The Fourth District Court of Appeal of the State of California recently issued an opinion concerning a landlord’s right to recover damages for a lessee’s waste in the case Avalon Pacific – Santa Ana, L.P. v. HD Supply Repair & Remodel, LLC.1 The lessee, HD Supply, demolished the office space it leased from Avalon in preparation of renovations, but halted the renovations due to economic conditions, and allowed the property to fall into a state of disrepair. Avalon did not terminate the lease, but sued HD Supply to recover the cost of repair, and was awarded damages for breach of lease and waste by the trial court. The Court of Appeal reversed, and held that Avalon’s measure of damages for breach of the maintenance and repair covenants and for waste is the diminution in value of Avalon’s reversion interest. The Court also held that Avalon could not recover cost of repair damages when the lease had not been terminated and Avalon was continuing to receive monthly rent.

HD Supply leased premises from Avalon, which included two vacant warehouses, one of which had interior office space, and intended to convert the warehouses into a retail facility. Within months of commencing the build-out, the economy declined. HD Supply halted the renovations, and the premises fell into a state of disrepair.2

Avalon never terminated the lease, and continued to receive monthly rent of about $50,000, but filed suit for breach of lease (breach of maintenance and repairs covenants), waste and declaratory relief against HD Supply, and the jury awarded $561,000 against HD Supply.3 On the waste cause of action, the jury found that HD Supply acted “willfully or maliciously” and the trial court trebled the damages for waste, resulting in a total damages award of $2.36 million.

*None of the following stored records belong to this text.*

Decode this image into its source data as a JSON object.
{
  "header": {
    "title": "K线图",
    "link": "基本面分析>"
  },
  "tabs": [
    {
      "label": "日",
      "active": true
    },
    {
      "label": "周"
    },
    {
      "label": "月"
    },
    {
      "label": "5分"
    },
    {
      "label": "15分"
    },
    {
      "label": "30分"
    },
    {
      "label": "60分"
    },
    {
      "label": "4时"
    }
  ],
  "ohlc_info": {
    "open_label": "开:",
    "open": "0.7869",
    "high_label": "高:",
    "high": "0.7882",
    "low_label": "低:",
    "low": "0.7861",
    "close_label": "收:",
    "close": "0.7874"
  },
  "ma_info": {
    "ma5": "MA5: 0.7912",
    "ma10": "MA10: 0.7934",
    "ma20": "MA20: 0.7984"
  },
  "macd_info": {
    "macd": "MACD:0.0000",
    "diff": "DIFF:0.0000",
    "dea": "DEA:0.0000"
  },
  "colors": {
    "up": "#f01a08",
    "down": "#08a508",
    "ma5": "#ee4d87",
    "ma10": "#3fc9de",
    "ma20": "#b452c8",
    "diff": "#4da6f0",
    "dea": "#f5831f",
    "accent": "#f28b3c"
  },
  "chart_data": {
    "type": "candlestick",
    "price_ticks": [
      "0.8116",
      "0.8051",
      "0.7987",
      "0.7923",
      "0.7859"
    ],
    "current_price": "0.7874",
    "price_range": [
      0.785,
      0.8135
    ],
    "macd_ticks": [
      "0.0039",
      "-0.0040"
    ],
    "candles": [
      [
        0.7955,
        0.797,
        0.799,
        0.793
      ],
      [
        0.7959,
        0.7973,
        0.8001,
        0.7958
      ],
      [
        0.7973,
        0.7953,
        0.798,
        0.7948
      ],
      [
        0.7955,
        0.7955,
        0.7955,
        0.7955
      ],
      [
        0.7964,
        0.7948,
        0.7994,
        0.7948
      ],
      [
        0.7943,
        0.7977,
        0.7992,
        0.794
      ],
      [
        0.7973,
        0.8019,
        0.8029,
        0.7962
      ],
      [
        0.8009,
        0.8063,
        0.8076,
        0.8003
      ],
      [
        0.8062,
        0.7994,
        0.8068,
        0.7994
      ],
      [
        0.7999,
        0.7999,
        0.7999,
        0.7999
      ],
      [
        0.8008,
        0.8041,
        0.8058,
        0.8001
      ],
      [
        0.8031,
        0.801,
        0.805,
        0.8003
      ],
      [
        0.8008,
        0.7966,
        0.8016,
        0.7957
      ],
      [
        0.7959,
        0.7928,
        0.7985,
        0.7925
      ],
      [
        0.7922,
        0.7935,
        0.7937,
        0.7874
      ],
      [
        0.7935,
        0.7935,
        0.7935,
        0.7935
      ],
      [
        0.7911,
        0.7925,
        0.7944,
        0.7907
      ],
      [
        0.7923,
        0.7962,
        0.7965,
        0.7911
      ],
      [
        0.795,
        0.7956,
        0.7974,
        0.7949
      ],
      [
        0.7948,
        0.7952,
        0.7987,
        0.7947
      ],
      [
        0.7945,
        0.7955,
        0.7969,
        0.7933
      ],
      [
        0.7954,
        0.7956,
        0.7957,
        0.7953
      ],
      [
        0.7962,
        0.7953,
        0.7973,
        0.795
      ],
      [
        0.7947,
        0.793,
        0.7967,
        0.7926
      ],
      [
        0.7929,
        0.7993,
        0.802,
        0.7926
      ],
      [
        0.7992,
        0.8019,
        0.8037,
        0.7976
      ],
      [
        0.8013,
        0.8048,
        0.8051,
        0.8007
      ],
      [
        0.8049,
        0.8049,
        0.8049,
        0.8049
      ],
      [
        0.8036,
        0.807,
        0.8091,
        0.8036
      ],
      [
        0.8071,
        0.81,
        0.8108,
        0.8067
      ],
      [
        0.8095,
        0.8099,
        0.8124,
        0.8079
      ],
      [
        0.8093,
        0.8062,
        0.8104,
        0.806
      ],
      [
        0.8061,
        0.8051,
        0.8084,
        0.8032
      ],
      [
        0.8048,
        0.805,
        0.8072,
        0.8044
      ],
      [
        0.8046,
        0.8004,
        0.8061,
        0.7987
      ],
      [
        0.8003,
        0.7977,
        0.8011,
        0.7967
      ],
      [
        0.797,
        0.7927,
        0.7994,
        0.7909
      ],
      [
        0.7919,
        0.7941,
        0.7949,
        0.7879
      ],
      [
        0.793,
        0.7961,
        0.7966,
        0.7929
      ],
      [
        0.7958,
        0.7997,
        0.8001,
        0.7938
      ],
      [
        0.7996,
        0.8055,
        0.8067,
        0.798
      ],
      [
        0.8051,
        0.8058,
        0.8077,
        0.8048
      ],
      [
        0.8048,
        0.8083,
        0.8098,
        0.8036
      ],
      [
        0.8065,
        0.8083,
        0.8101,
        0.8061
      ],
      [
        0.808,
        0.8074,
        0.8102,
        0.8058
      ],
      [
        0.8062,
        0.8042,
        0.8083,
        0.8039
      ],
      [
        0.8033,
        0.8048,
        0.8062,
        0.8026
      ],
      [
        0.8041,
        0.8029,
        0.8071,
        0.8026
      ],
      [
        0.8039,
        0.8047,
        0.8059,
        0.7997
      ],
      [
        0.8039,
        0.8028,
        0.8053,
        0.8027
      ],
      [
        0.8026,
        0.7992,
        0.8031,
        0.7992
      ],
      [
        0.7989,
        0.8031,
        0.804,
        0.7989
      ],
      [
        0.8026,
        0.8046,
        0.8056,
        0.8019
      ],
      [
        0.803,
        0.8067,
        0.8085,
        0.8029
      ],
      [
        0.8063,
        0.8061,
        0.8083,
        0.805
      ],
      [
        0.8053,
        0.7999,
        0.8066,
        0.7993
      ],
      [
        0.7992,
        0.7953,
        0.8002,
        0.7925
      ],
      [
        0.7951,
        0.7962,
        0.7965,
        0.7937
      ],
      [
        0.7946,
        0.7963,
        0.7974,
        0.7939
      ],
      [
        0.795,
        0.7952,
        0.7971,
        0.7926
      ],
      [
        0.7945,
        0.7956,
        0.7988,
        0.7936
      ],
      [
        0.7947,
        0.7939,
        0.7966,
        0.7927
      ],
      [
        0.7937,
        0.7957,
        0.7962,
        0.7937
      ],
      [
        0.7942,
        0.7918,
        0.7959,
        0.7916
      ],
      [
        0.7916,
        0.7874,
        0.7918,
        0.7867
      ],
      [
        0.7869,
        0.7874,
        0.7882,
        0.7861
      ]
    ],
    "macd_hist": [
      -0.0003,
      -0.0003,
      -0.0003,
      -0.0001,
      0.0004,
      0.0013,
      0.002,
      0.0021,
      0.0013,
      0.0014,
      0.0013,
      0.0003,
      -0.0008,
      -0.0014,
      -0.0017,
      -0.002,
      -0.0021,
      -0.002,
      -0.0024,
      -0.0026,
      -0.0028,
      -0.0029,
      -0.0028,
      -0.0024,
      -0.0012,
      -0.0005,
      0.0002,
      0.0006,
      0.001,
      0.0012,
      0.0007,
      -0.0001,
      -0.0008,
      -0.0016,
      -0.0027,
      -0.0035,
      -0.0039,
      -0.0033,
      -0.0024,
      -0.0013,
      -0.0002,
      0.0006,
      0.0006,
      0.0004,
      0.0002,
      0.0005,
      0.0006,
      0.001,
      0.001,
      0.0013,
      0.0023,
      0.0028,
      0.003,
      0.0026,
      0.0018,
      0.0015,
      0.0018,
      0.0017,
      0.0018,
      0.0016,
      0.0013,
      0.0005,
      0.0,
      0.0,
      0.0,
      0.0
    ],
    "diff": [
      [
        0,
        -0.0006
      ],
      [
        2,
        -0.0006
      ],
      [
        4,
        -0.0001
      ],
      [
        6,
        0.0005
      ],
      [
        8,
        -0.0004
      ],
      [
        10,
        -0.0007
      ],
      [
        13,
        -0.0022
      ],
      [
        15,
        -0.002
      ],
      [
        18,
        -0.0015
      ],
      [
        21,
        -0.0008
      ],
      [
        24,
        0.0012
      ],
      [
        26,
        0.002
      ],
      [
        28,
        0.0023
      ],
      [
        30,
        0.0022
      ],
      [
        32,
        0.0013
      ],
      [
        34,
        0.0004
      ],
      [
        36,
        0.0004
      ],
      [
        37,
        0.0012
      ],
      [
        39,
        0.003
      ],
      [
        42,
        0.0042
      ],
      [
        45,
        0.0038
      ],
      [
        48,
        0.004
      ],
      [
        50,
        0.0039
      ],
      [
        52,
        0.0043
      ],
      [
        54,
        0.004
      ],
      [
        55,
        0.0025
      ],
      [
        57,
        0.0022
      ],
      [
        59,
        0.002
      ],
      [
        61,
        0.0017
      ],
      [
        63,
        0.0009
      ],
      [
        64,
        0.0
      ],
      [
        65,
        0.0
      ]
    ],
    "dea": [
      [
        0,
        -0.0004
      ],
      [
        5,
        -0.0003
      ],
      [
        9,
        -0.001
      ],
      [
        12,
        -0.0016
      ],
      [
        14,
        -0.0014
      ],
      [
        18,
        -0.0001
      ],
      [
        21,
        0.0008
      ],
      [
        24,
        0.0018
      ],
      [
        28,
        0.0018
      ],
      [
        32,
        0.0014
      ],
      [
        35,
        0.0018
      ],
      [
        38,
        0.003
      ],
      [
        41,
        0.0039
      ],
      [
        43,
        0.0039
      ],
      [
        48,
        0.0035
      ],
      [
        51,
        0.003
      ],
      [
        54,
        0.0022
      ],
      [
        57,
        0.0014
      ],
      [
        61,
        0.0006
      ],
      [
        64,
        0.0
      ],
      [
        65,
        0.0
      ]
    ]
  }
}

Cost of Repair Damages for Breach of Maintenance and Repair Covenants are Not Recoverable by a Lessor During the Lease Term

The Court found that HD Supply had not abandoned the lease, which was a prerequisite to Avalon’s right to recover cost of repair damages. The Court held that cost of repair damages for breach of maintenance and repair covenants are not recoverable by a lessor during the lease term. Instead, the Court opined that to enforce nonmonetary covenants of the lease, such as maintenance and repair obligations, Avalon’s remedy under the lease was to sue for specific performance, which Avalon did not do. The Court noted that the justification for the rule that a lessor may not recover damages for cost of repair during the lease term was that it would not be fair since the lessee is not bound to expend money on repairs, and if a lessor recovered the cost of repairs, the lessor would have a windfall. This is because the lessor would not rightfully come into possession of the premises until the expiration of the lease term, after the value of the repairs has substantially declined. Further, a lessor’s cost of repair damages during the lease term is speculative, since the lessee may make the necessary repairs prior to the expiration of the lease.4

The Court recognized that a landlord has a right to enforce a repair covenant during the lease term. But the issue was what remedy is recoverable (e.g., specific performance, or damages for cost of repair or injury to revision interest). The Court discussed several cases allowing cost of repair damages, but noted that those cases turned on peculiar facts or terms in the lease and did not represent the general rule that cost of repair damages are not recoverable during the lease term. The Court noted that there is a split of authority as to whether a lessor can obtain damages for injury to the reversion interest during the pendency of the lease, but noted that it need not decide that issue since Avalon had not sought such damages.5

Damages for Waste Must be Based on Diminution of Reversion Interest and Cannot be Based on Cost of Repair While Lease is in Effect

The Court held that Avalon did not prove that HD Supply committed waste, which is by definition injury to a lessor’s reversion interest. The Court recognized that not every injury to premises by a lessee constitutes “waste” as waste is injury to the lessor’s reversion interest, not the lessee’s present interest. While Avalon presented testimony that the premises could not be sold or leased in its present condition, Avalon did not present evidence of damages to Avalon’s reversion interest. Therefore the Court concluded that in seeking cost of repair damages instead of proving diminution of value of its reversion interest, Avalon failed to prove waste. Further, the Court questioned a lessor’s ability to recover cost of repair damages for waste, holding that Avalon could not have recovered cost of repair damages while the lease remained in effect.6 The matter was reversed with directions to enter judgment in favor of the defendants.